Second, whereas the ode2 package can solve the differential equation
for the Bessel functions, it cannot solve the ones defining the modified
Bessel functions or the Struve functions. Maybe it is possible to add
this capability to ode2.mac by slightly extending the solver to deal
with these particular cases.    

Third, I have noticed the existence of a differential equations
package, in the share/diffequations 
directory comprising the files pmain.mac, phygm.mac, odeaux.mac,
pdvtr.mac, pivtr.mac.
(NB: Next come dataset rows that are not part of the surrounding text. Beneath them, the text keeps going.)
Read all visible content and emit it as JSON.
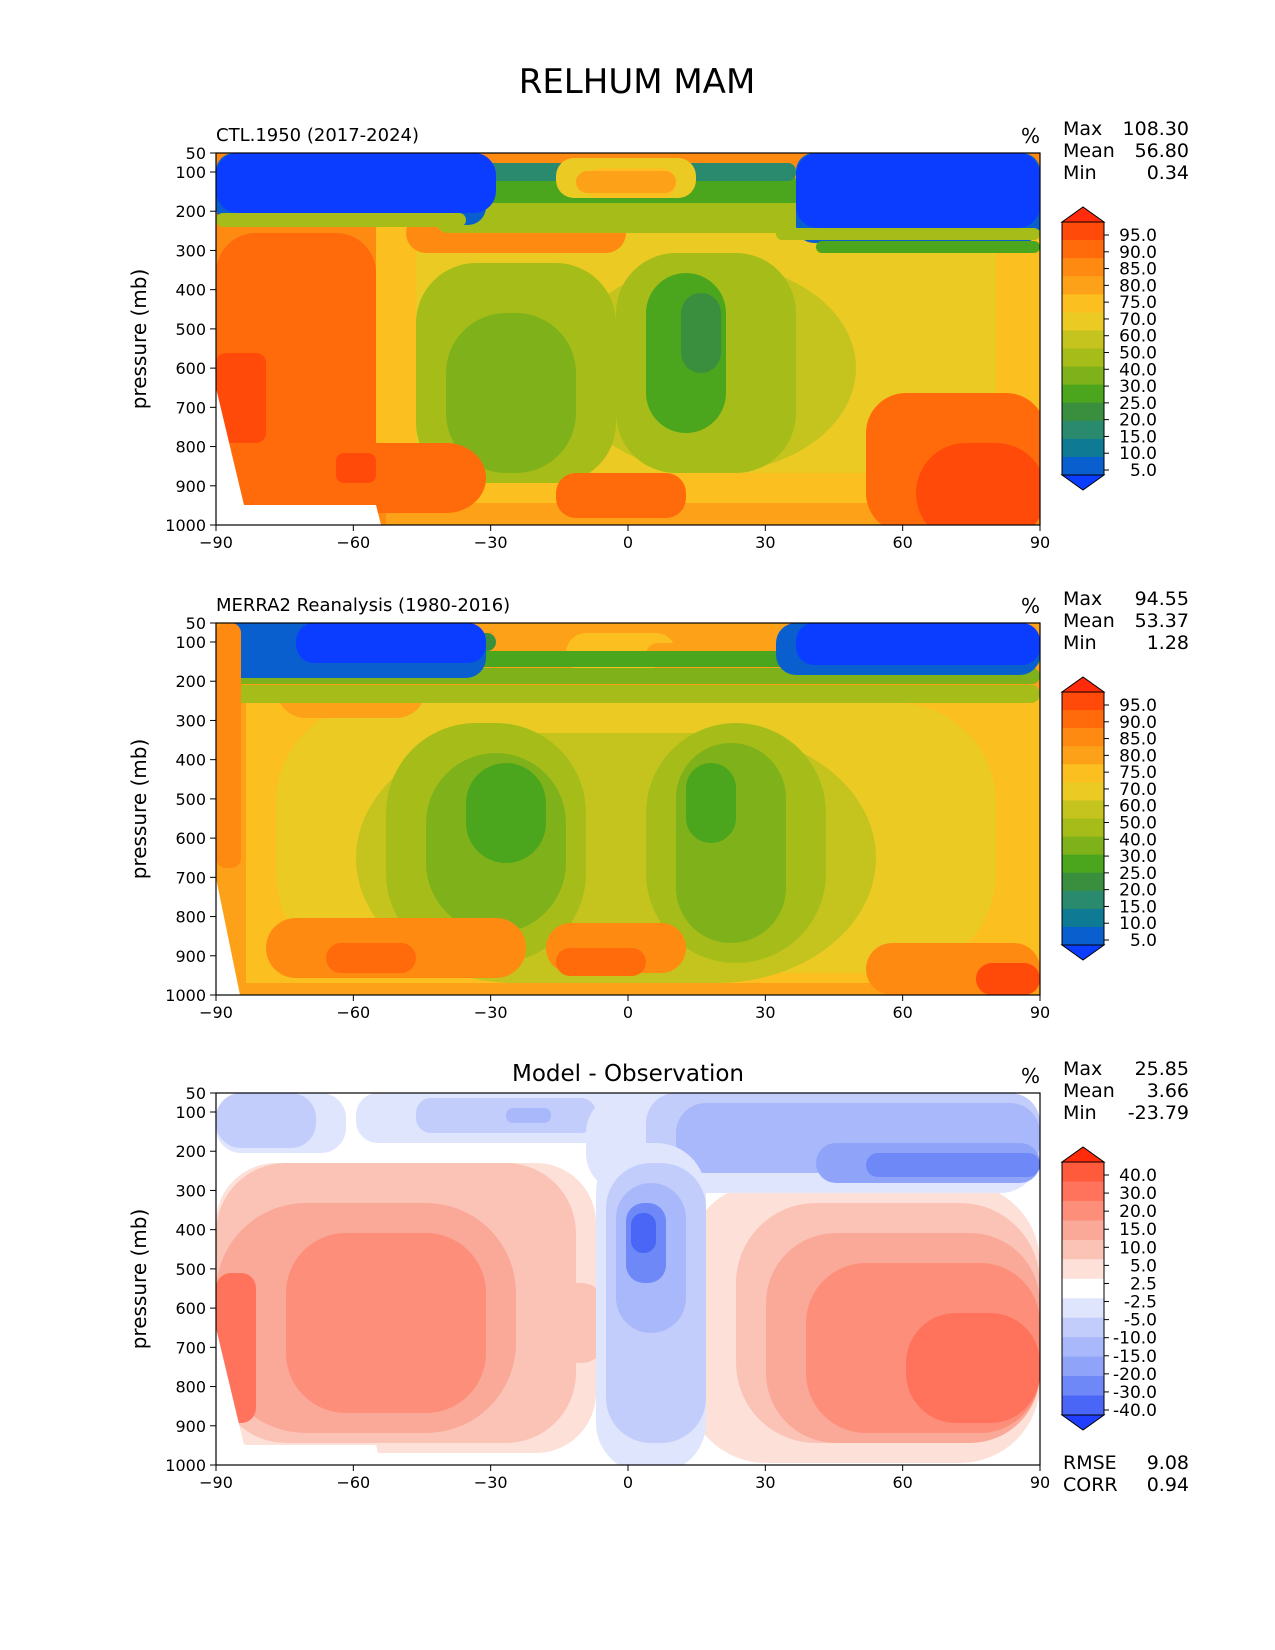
{
  "title": "RELHUM MAM",
  "chart_data": [
    {
      "type": "heatmap",
      "title": "CTL.1950 (2017-2024)",
      "units": "%",
      "ylabel": "pressure (mb)",
      "xticks": [
        "−90",
        "−60",
        "−30",
        "0",
        "30",
        "60",
        "90"
      ],
      "yticks": [
        "50",
        "100",
        "200",
        "300",
        "400",
        "500",
        "600",
        "700",
        "800",
        "900",
        "1000"
      ],
      "stats": [
        {
          "label": "Max",
          "value": "108.30"
        },
        {
          "label": "Mean",
          "value": "56.80"
        },
        {
          "label": "Min",
          "value": "0.34"
        }
      ],
      "colorbar": {
        "labels": [
          "95.0",
          "90.0",
          "85.0",
          "80.0",
          "75.0",
          "70.0",
          "60.0",
          "50.0",
          "40.0",
          "30.0",
          "25.0",
          "20.0",
          "15.0",
          "10.0",
          "5.0"
        ],
        "colors": [
          "#ff2b0a",
          "#ff4a0a",
          "#ff6a0a",
          "#ff8a12",
          "#fca118",
          "#fbbf1f",
          "#ecca24",
          "#c5c41e",
          "#a6bd19",
          "#7fb21a",
          "#4ca61d",
          "#3a8f3f",
          "#2a8a6e",
          "#0f7a94",
          "#0a5fcf",
          "#0a3dff"
        ]
      }
    },
    {
      "type": "heatmap",
      "title": "MERRA2 Reanalysis (1980-2016)",
      "units": "%",
      "ylabel": "pressure (mb)",
      "xticks": [
        "−90",
        "−60",
        "−30",
        "0",
        "30",
        "60",
        "90"
      ],
      "yticks": [
        "50",
        "100",
        "200",
        "300",
        "400",
        "500",
        "600",
        "700",
        "800",
        "900",
        "1000"
      ],
      "stats": [
        {
          "label": "Max",
          "value": "94.55"
        },
        {
          "label": "Mean",
          "value": "53.37"
        },
        {
          "label": "Min",
          "value": "1.28"
        }
      ],
      "colorbar": {
        "labels": [
          "95.0",
          "90.0",
          "85.0",
          "80.0",
          "75.0",
          "70.0",
          "60.0",
          "50.0",
          "40.0",
          "30.0",
          "25.0",
          "20.0",
          "15.0",
          "10.0",
          "5.0"
        ],
        "colors": [
          "#ff2b0a",
          "#ff4a0a",
          "#ff6a0a",
          "#ff8a12",
          "#fca118",
          "#fbbf1f",
          "#ecca24",
          "#c5c41e",
          "#a6bd19",
          "#7fb21a",
          "#4ca61d",
          "#3a8f3f",
          "#2a8a6e",
          "#0f7a94",
          "#0a5fcf",
          "#0a3dff"
        ]
      }
    },
    {
      "type": "heatmap",
      "title": "Model - Observation",
      "units": "%",
      "ylabel": "pressure (mb)",
      "xticks": [
        "−90",
        "−60",
        "−30",
        "0",
        "30",
        "60",
        "90"
      ],
      "yticks": [
        "50",
        "100",
        "200",
        "300",
        "400",
        "500",
        "600",
        "700",
        "800",
        "900",
        "1000"
      ],
      "stats": [
        {
          "label": "Max",
          "value": "25.85"
        },
        {
          "label": "Mean",
          "value": "3.66"
        },
        {
          "label": "Min",
          "value": "-23.79"
        }
      ],
      "extra_stats": [
        {
          "label": "RMSE",
          "value": "9.08"
        },
        {
          "label": "CORR",
          "value": "0.94"
        }
      ],
      "colorbar": {
        "labels": [
          "40.0",
          "30.0",
          "20.0",
          "15.0",
          "10.0",
          "5.0",
          "2.5",
          "-2.5",
          "-5.0",
          "-10.0",
          "-15.0",
          "-20.0",
          "-30.0",
          "-40.0"
        ],
        "colors": [
          "#ff2b0a",
          "#ff5a3c",
          "#ff735c",
          "#fc8e7a",
          "#faa898",
          "#fbc3b6",
          "#fde0d8",
          "#ffffff",
          "#dfe5fd",
          "#c3cdfb",
          "#a9b8fa",
          "#8fa4f9",
          "#6e88f7",
          "#4a66f6",
          "#1f3eff"
        ]
      }
    }
  ]
}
This package does not seem to be documented. 
odeaux seems to be loading various packages to solve differential
equations. 
However, if loaded in maxima it is causing an error message caused
by the line: 
FOR I IN ODE_ROUTINELIST DO APPLY('setup_AUTOLOAD,I)),
 sstatus(feature,"ode")))$

maxima complains that "\n FOR I is not an infix operator". 
the package pmain is trying to solve the differential equation
by loading an appropriate pachage. 
The package phypgm is 
solving the hypergeometric differential equation and the Legendre 
equation. 
For instance after loading phypgm, typing: 
 x*(1-x)*'diff(y,x,2)+(c-(a+b+1))*'diff(y,x)-a*b*y=0;

 lode2(%o5);

gives a solution in terms of Riemann's P-function (though
I am unsure about the correctness of the coefficients). 

Does anyone have some experiene with these differential equation 
packages ?